タイトルはEarthshaker(=世界を揺るがすもの、重大なもの)から捩ったもので、「Starshaker」にするか迷った。*3
捩ったと言えば雨に関する言葉を捩ったフレーズも入ってる。(死の月*4とか)
星の軌跡写真を雨と重ねて強風と雨からはじまるイメージだったり雪解けや夜明けのイメージだったり地球の自転に取り残されて夜にうずくまってるところから走って朝に行くイメージだったりいろいろ混在してる感じ。

出発点にしたのはシェイクスピア悲劇「マクベス」の「one of woman borne」というフレーズ。劇中で魔女の予言の通り王になったマクベスは、同じく魔女から予言された「女から生まれた者(=one of woman borne)には負けない」いう言葉を信じる。これすなわちすべての人間を意味する言葉で、似たような言葉が聖書にもあり、ゆえにマクベスは自身の不敗を確信していた。*5
一方で 「女の股から生まれた者には負けない」という訳もあり、これ実は「borne(bornの古い表現)」には「自然に生まれた」というニュアンスが含まれ、それをうまいこと筋書きに合わせて訳そうとした結果のひとつだったりする。
マクベスと対峙したマクダフ*6はこれに対し「自分は帝王切開により生まれた(=自然には生まれてない)」と打ち明ける。つまり絶対と思われた(ないし勝手に思い込んでいた)予言を打ち破る存在で、かくして虚ろな確信を折られたマクベスは「運命は自ら切り拓く」と立ち向かうも討ち取られてしまう。

という話のこれは二次創作的にもなっていて、なにがしかの傷からより深い孤独に自分を追い込んできた主人公が「(絶望的な意味で)絶対と信じてたもの」を打ち破ってくれる存在に出逢い、自ら道を切り拓いていくようなストーリーにした。薄い本みたいなねじり方だなぁ。メンバーへの共通テーマが「恋」なので「恋の力で生まれ変わる」感じの話っぽく書いてるつもり。「マフラー」の主人公とは真逆の非リアの更生物語みたいな感じかもしれない。

サウンド全体にナイトフライトと星のイメージが強くあったので、原曲と使ってるモチーフは近いかもしれない。曲だけで世界観ができているから難しかったけれども言葉選びにそこまで不自由はしなかった。

*1:原曲の歌詞には「笑顔の怪獣」というフレーズが登場する。
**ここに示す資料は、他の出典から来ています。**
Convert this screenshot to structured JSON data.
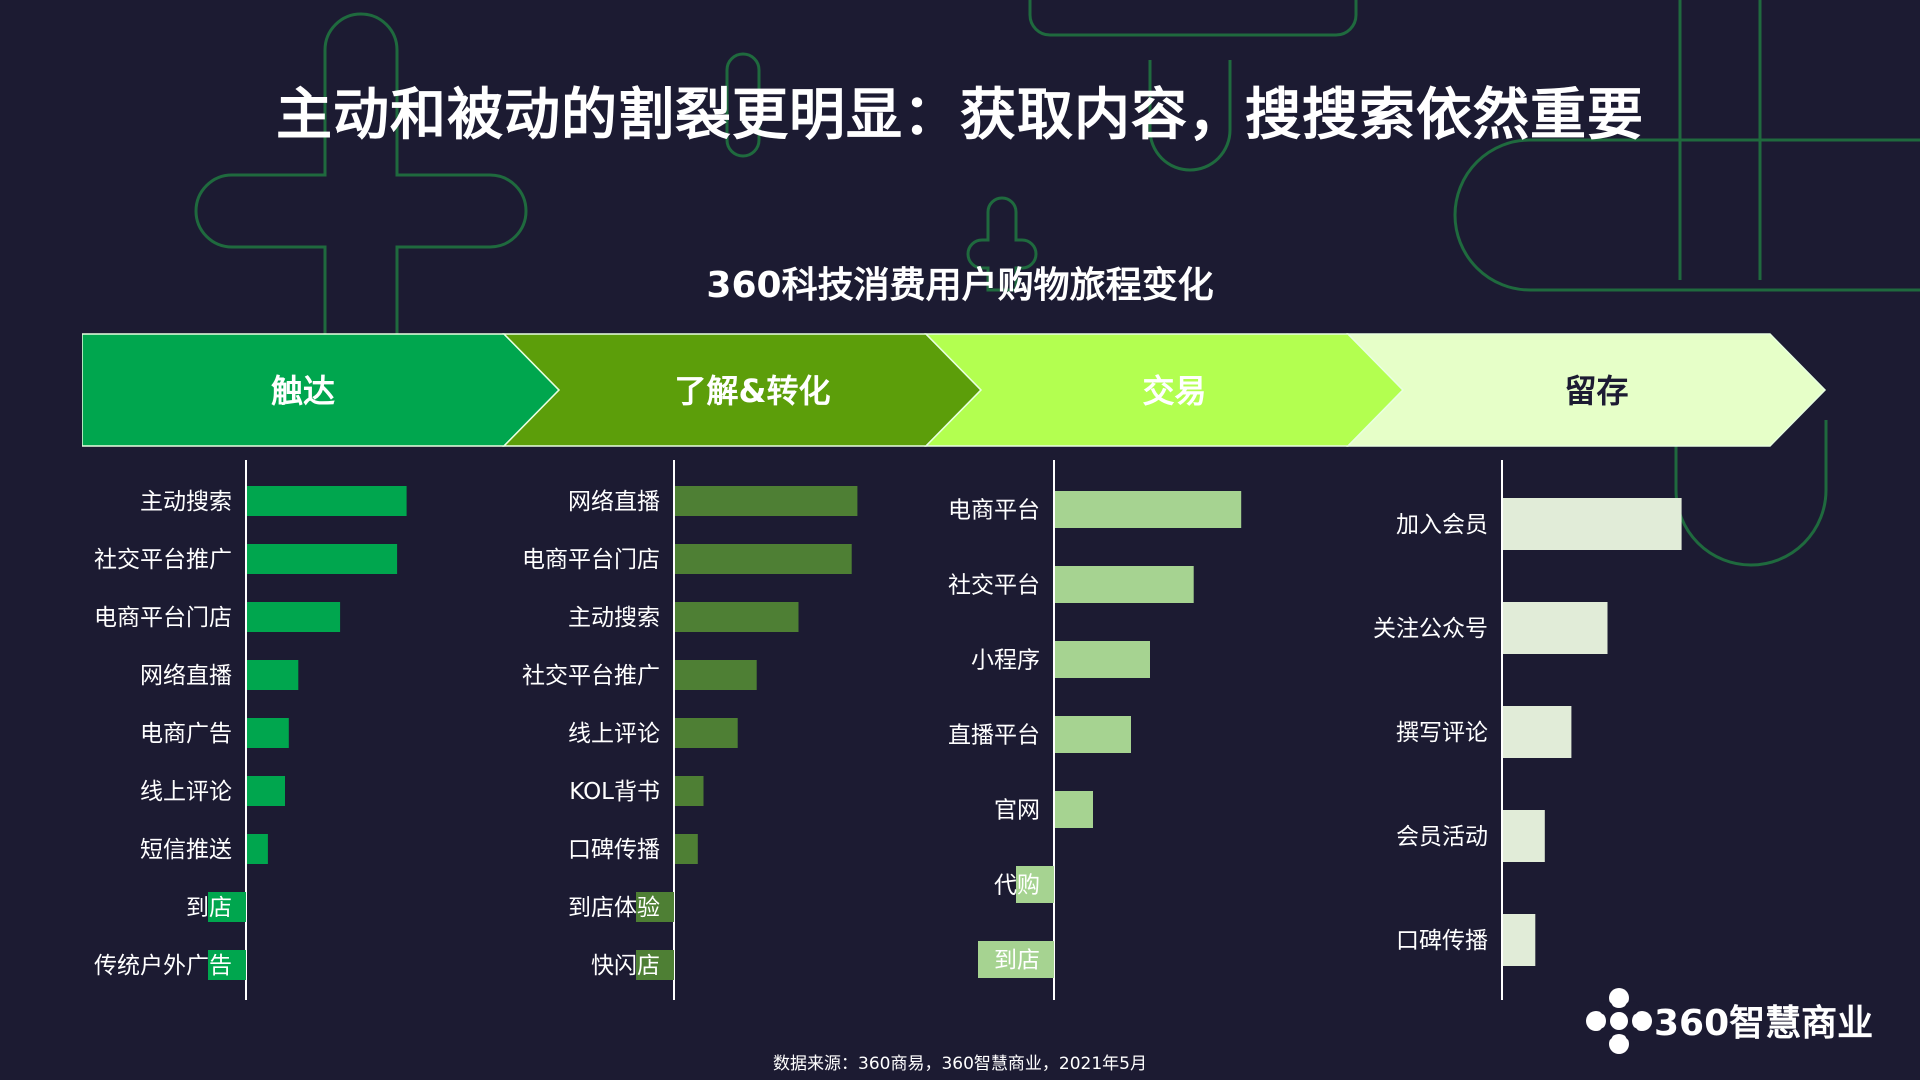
{
  "slide_title": "主动和被动的割裂更明显：获取内容，搜搜索依然重要",
  "source_note": "数据来源：360商易，360智慧商业，2021年5月",
  "logo_text": "360智慧商业",
  "colors": {
    "background": "#1c1b32",
    "decor_line": "#1f6a3e",
    "stage_1": "#00a64e",
    "stage_2": "#5c9e0a",
    "stage_3": "#b3ff50",
    "stage_4": "#e6ffc8",
    "bar_1": "#00a64e",
    "bar_2": "#4e7f34",
    "bar_3": "#a6d391",
    "bar_4": "#e1ecd8"
  },
  "chart_data": {
    "type": "bar",
    "title": "360科技消费用户购物旅程变化",
    "orientation": "horizontal",
    "stages": [
      "触达",
      "了解&转化",
      "交易",
      "留存"
    ],
    "panels": [
      {
        "stage": "触达",
        "categories": [
          "主动搜索",
          "社交平台推广",
          "电商平台门店",
          "网络直播",
          "电商广告",
          "线上评论",
          "短信推送",
          "到店",
          "传统户外广告"
        ],
        "values": [
          84,
          79,
          49,
          27,
          22,
          20,
          11,
          -20,
          -20
        ]
      },
      {
        "stage": "了解&转化",
        "categories": [
          "网络直播",
          "电商平台门店",
          "主动搜索",
          "社交平台推广",
          "线上评论",
          "KOL背书",
          "口碑传播",
          "到店体验",
          "快闪店"
        ],
        "values": [
          96,
          93,
          65,
          43,
          33,
          15,
          12,
          -20,
          -20
        ]
      },
      {
        "stage": "交易",
        "categories": [
          "电商平台",
          "社交平台",
          "小程序",
          "直播平台",
          "官网",
          "代购",
          "到店"
        ],
        "values": [
          98,
          73,
          50,
          40,
          20,
          -20,
          -40
        ]
      },
      {
        "stage": "留存",
        "categories": [
          "加入会员",
          "关注公众号",
          "撰写评论",
          "会员活动",
          "口碑传播"
        ],
        "values": [
          94,
          55,
          36,
          22,
          17
        ]
      }
    ]
  }
}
が、意識せずに書き上げた。

*2:ちなみに自分の中で「雪と言わずに雪を表現しようゲーム」が開催されていた。

*3:ぶっちゃけどちらでもいい。というのも話の地点を夜と捉えるか地球を含む星と捉えるかの違いで、そこは視点の違いだけで起こってることに違いはない。

*4:篠衝く雨から。

*5:マクベスは王になったものの自身の保身のために不安なほうの予言の種を摘もうとやたらと暗殺をしかけたり悪政を敷いたりして敵がけっこういた。

*6:マクベスに妻と幼い子供を殺された人。